Next leg of our journey was a motor ride from Isla Isabel to San Blas. San Blas was founded around 1530, and in the 1700’s was one of the busiest ports on the west coast, especially as a center of Spain’s trade through the Philippines. It is also the port from which Father Junipero Serra left in 1768 to sail north to San Diego from where he began his work establishing the famed California missions.
Now its a medium sized, fishing and tourism city. We showed up near the outside channel marker and called the Capitania de Puerto on the VHF to get permission to enter the port.

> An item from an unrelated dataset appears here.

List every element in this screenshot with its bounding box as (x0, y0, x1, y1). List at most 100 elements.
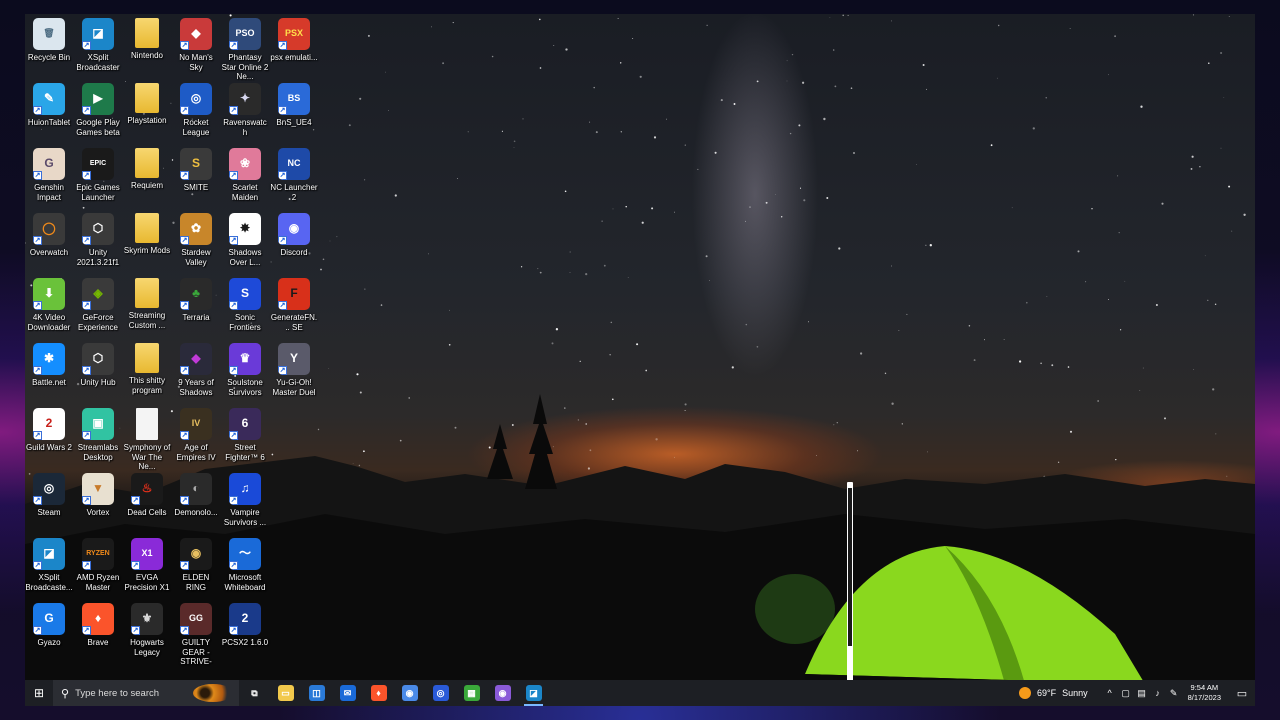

After a brief conversation in Spanish we were completely baffled as to whether he said he was working now, meaning we’d need to wait for the OK, or whether he said no, or what? Not wanting to piss off the jefe, we decided to call the marina on the radio and see if they had a slip for us. They did and offered to send out a pilot boat to lead us in over the sand bars and up the river mouth to the marina. The port entrance is notorious for it’s shallow shifting bars. The slip was US$20 a night and the pilot was free – it didn’t take us long to accept.
The panga Jimena guiding us in. There wasn’t much swell going in, so crossing the bar was easy. It was mid-tide and the shallowest depths we saw on the bar were 10ft and in the channel 8.5 ft. The panga had us way over to the starboard hand side most of the way.
Like most Mexican towns, the ‘downtown’ section is based around the plaza that makes up a city block, with the old church on one side. Locals walk around it every evening.
Here’s a major crack in the church bell. These must have showed up after Henry Wadsworth Longfellow wrote his last poem in 1880’s The Bells of San Blas.
The bar name translates to ‘Old Man’s Bar’, we think the depiction is perfect. (Derrek, check out the small sign in the upper left over the door.)
The highlight of San Blas was the panga jungle tour. We headed out with David and Jan on Cuervo at 7am to be the first boat out. The early boats get the best bird viewing. The mangroves support something like 300 different bird species. I’m sure we saw at least 20 different kinds. Oscar, our panga driver, could spot and identify them in the densest brush.
Many many species of herons- we think this is may be a tiger heron
Bromeliads in bloom
A night hawk blending into the tree.
Jan and David, from s/v Cuervo, with our guide Oscar driving.
We came around the first big turn in the river and there was a small, free-range, crocodile sunning himself.
The mangroves- magote in Spanish
Here’s a big croc sizing us up, just before I jumped in to wrestle him- like the good old Florida days! (Unfortunately Chris was too surprised to get a shot of that…)
San Blas is a great first stop on our way down the Pacific coast of mainland Mexico.